I've been
thinking of vulnerability and how difficult it is to show our real selves all
the time especially to new people or in new situations. I hate the gym, a while ago I had a gym
membership and every time I would be there I felt like a hamster trapped in a run-about-bubble. I would look around at all the people running
on treadmills (all hamsters in plastic bubbles) and my agoraphobic anxiety
would increase until I felt the need to escape the gymnasium zoo. Though, I challenged myself, thinking that
with familiarity I would soon enjoy the gym, I realized that I preferred the
outdoors in matters of activity. To
begin with, signing up for a membership required me to step out of my comfort
zone- because I erroneously thought that I would only see extremely fit people
at the gym and boy would it be embarrassing to be the only one huffing and
puffing to keep up on the workout machines.

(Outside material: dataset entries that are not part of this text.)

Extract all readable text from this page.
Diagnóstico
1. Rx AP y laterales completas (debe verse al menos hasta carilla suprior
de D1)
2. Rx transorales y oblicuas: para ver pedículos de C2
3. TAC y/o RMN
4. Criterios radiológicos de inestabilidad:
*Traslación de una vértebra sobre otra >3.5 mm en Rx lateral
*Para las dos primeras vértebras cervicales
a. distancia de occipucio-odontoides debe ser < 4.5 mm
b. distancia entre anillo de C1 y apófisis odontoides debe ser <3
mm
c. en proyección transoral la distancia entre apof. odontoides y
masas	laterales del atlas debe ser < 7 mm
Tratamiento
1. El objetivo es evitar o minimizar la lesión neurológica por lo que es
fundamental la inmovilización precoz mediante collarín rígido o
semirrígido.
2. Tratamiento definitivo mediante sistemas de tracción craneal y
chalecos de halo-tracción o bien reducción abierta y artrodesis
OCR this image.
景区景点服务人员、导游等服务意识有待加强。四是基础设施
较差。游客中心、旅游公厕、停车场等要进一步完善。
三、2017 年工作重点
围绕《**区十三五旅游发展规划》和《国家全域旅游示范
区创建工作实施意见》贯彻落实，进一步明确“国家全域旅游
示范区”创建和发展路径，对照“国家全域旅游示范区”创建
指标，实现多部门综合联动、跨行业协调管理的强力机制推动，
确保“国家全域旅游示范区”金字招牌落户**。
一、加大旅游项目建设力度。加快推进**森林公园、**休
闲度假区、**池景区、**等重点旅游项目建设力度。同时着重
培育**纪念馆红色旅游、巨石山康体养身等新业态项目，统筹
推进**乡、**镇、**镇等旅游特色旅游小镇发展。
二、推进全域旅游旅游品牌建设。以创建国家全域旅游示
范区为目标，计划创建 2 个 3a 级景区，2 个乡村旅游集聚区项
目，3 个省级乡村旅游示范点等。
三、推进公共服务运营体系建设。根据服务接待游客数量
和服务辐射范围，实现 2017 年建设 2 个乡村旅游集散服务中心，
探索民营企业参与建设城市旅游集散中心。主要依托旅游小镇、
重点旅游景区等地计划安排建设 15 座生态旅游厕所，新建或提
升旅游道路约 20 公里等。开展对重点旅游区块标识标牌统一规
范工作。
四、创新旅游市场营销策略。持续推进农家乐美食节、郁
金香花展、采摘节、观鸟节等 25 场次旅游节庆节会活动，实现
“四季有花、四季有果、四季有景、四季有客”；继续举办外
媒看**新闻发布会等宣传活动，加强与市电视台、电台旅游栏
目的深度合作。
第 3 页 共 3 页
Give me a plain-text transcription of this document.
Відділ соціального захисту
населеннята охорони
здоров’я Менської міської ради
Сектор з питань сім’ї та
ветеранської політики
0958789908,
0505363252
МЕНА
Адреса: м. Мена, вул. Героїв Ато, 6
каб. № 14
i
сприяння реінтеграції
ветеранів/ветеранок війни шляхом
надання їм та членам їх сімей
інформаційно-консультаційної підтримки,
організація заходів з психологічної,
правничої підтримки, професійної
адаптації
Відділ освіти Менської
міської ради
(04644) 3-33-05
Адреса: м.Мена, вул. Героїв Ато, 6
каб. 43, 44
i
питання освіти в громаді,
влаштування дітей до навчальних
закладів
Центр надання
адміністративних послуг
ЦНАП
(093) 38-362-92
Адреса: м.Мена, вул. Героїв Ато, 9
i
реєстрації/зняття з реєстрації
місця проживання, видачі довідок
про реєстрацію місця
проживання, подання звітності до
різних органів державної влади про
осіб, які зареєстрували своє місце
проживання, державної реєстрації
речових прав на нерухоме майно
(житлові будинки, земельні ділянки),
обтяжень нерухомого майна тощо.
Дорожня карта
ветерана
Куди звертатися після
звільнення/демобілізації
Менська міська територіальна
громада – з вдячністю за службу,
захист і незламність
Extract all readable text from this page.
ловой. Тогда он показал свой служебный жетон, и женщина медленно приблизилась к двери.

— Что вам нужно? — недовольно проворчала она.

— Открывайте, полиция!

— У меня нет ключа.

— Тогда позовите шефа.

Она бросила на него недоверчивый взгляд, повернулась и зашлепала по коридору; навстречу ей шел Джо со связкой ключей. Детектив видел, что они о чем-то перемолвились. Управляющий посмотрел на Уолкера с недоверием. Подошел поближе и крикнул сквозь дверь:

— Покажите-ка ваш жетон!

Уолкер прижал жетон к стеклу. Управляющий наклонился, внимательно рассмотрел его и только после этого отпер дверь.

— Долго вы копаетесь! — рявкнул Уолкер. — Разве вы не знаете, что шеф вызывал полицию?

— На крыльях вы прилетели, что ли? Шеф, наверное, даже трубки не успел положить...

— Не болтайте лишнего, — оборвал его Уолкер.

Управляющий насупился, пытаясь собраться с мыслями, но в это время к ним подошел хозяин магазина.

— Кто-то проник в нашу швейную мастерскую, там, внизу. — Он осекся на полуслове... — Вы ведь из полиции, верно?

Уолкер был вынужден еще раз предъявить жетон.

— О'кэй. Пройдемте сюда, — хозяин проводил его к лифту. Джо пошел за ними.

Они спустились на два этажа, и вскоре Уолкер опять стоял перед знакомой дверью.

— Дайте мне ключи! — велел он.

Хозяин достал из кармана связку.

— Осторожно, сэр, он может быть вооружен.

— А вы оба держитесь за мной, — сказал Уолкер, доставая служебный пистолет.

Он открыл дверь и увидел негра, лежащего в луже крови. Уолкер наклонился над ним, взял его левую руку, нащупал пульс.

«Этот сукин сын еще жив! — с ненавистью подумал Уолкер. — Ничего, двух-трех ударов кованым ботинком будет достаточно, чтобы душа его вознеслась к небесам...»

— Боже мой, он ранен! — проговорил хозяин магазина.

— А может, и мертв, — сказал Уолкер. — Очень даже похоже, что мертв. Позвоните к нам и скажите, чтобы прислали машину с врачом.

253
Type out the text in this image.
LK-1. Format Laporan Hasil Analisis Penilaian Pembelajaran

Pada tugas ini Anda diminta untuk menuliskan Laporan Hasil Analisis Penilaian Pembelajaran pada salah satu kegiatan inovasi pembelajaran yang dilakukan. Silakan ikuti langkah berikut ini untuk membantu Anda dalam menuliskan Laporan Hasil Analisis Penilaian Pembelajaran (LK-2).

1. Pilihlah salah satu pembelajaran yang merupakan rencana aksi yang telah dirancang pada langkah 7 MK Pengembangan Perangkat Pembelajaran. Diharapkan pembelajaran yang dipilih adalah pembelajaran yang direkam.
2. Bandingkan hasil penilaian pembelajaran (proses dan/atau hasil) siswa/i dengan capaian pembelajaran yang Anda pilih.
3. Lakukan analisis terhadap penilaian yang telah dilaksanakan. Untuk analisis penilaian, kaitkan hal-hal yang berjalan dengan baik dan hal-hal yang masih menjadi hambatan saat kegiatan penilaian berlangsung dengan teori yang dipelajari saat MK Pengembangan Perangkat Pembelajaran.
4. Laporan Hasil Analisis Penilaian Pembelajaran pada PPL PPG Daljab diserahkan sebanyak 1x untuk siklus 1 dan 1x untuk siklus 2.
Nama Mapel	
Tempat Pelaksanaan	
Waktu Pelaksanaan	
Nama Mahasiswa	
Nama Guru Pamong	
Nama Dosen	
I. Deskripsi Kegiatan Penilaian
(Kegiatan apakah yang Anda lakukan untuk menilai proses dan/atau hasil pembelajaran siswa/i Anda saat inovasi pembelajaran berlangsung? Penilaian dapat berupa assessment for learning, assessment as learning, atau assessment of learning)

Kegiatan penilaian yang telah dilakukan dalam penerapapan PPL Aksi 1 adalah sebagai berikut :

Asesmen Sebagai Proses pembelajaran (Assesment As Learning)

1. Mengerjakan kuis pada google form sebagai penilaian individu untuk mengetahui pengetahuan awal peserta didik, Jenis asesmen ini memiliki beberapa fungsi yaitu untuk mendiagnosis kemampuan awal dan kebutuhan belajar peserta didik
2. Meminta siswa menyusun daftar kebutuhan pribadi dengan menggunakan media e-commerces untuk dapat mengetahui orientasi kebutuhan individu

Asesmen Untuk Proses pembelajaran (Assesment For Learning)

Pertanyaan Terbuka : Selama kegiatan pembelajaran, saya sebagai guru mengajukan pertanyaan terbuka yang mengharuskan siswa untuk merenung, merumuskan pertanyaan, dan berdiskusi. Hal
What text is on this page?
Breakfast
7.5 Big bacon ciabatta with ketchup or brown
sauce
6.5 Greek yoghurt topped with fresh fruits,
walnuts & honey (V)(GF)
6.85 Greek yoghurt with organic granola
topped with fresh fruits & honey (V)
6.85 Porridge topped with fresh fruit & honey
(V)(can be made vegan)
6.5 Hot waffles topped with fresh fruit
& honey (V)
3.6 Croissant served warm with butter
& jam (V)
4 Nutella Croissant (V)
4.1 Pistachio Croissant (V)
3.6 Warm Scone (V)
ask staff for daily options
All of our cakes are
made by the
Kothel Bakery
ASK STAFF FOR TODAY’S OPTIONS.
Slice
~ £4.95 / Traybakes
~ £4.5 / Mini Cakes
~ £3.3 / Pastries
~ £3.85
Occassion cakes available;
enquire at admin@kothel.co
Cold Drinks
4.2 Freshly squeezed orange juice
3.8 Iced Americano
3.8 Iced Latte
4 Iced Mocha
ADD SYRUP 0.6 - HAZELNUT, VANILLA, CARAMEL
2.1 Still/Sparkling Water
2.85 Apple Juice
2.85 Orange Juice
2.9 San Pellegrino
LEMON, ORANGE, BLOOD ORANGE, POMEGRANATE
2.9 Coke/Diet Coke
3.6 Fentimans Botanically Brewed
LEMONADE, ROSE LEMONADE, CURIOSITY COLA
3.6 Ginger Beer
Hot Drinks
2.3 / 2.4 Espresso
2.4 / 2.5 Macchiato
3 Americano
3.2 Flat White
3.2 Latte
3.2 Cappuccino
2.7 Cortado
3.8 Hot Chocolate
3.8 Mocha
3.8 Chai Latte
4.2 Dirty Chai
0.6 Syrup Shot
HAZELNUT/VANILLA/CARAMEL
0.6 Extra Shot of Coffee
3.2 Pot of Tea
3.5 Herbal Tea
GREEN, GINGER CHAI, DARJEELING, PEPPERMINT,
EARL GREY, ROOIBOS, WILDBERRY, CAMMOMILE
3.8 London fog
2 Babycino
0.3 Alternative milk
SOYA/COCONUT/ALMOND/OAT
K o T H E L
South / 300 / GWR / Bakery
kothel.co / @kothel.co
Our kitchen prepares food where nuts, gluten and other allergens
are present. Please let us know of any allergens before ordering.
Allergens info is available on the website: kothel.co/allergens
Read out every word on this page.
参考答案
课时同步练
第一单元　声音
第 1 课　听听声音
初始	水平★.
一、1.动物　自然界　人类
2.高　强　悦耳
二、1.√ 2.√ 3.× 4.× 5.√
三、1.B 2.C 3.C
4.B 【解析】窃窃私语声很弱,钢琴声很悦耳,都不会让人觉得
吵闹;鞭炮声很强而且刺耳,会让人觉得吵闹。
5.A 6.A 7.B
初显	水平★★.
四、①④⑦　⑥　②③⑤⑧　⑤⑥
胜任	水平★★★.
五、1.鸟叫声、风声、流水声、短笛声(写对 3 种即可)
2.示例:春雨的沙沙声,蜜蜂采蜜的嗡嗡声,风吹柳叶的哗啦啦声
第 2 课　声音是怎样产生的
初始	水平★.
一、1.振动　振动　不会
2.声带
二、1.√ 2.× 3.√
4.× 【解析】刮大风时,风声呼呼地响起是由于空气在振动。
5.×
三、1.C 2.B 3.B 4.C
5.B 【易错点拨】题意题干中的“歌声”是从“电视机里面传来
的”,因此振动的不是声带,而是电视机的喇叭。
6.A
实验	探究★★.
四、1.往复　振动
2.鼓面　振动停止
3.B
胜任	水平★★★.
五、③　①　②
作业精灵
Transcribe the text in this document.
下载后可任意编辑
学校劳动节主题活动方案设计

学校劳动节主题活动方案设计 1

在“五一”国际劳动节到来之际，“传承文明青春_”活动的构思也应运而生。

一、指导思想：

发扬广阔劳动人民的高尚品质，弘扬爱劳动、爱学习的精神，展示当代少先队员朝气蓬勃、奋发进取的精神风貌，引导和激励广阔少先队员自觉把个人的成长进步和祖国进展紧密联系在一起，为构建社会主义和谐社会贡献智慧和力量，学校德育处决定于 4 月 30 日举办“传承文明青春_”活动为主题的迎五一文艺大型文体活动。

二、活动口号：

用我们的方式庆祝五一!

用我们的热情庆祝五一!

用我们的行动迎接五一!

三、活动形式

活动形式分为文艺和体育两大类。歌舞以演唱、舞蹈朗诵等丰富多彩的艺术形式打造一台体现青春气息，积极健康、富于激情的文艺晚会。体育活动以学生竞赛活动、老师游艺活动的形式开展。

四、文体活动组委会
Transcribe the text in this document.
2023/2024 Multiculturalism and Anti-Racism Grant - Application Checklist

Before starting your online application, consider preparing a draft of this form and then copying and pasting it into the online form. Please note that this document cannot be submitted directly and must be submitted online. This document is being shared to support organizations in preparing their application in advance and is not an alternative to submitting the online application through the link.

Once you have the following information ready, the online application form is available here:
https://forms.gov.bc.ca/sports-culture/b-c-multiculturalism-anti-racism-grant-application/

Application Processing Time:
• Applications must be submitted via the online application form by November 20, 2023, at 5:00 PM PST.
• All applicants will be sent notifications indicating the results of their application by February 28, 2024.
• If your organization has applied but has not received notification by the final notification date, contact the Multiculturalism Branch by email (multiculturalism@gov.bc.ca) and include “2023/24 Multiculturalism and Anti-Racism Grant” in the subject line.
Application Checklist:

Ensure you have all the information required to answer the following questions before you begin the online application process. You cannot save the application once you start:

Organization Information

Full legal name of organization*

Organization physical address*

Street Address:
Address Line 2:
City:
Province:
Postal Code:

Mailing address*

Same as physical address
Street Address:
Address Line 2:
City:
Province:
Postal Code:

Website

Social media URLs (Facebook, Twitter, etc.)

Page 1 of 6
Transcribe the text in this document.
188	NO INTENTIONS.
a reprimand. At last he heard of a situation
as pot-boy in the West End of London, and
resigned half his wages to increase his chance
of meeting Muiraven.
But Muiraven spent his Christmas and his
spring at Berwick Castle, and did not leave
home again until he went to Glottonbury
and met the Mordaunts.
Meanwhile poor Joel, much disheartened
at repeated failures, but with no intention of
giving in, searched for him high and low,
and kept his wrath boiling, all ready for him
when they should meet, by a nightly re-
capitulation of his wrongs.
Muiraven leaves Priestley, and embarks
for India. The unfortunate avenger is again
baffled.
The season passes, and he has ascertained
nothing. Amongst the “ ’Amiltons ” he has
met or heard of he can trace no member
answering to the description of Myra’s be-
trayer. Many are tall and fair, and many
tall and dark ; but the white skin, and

Yet, to my surprise all shapes of people workout at gyms… Yet, my hamster anxiety pushed me out into
the natural world for exercise. Lately,
I have been thinking of taking Zumba classes at a gym near my home and again I
have been prepping myself to go in there and buy the ten class pass to get
started. I’m just afraid that I won’t be
able to keep up in the classes and sometimes fear of ridicule can be so
paralyzing… The thing is that my journey
in this world will always propel me into new territories that will terrify and
make me vulnerable. As an adult I think
it’s more difficult to try new things because I have practically mastered all
the ways to protect myself. Sometimes pride
also gets the better of me. Last week I
was hanging out with my nephew and he loves asking me questions that many times
I don’t know how to answer; yet, he doesn’t judge or criticize me when his
questions leave me stumped. He
understands (better than me) that we don’t have to have all the answers, we don’t
have to know it all, and it’s ok to be clueless in unexplored areas of our
lives. In fact, he loves discovering new
things and is brave enough or perhaps innocent enough to be naturally vulnerable and to ask for help or admit that he doesn't know. Jesus knew what he was talking about when he
motivated us to be like children!
There are
areas that I have little familiarity with, like matters of the heart. I struggle when speaking with people from the
opposite sex (especially when there’s attraction), I don’t enjoy small talk and
I have no idea how things progress. My
way of dealing with my inexperience was to keep away, to not show my feelings
and to hope that a miracle would happen that would bring me a man who would be
so persistent that he would tear down my walls. Yet, as I have gotten to know God, He has
taught me (what my nephew knows so well) how to be vulnerable. Not having a lot of experience with the
opposite sex is ok, not knowing how to keep a conversation going initially is
ok, feeling vulnerable because I don’t know the how’s of matters of the heart
is ok. Looking at the church Fathers,
the men God chose I see a bunch of weaklings that rose to the occasion because
of God- to glorify Him. As an adult, I constantly
feel like I need to have a mastering of everything, but when I hang around my
nine-year-old nephew I see that it’s ok to not know; in fact, it’s even ok to
not have a stinking clue (smile). What
matters is being open to learn and having the courage and perhaps the humility
to be vulnerable. My kiddo asked me on
Saturday to teach him to dance, he has a new favorite song, “Shut Up and Dance,”
he likes it because he gets to sing a bad word (LOL). So, we had a dance battle in our living room floor. While dancing can be quite a mortifying process
just being silly inspired him to try some moves out and there while dancing
with him I realized that trying new things is not so bad – it’s who you try
them with that makes the difference. So,
this week I will go into that gym and get my Zumba pass.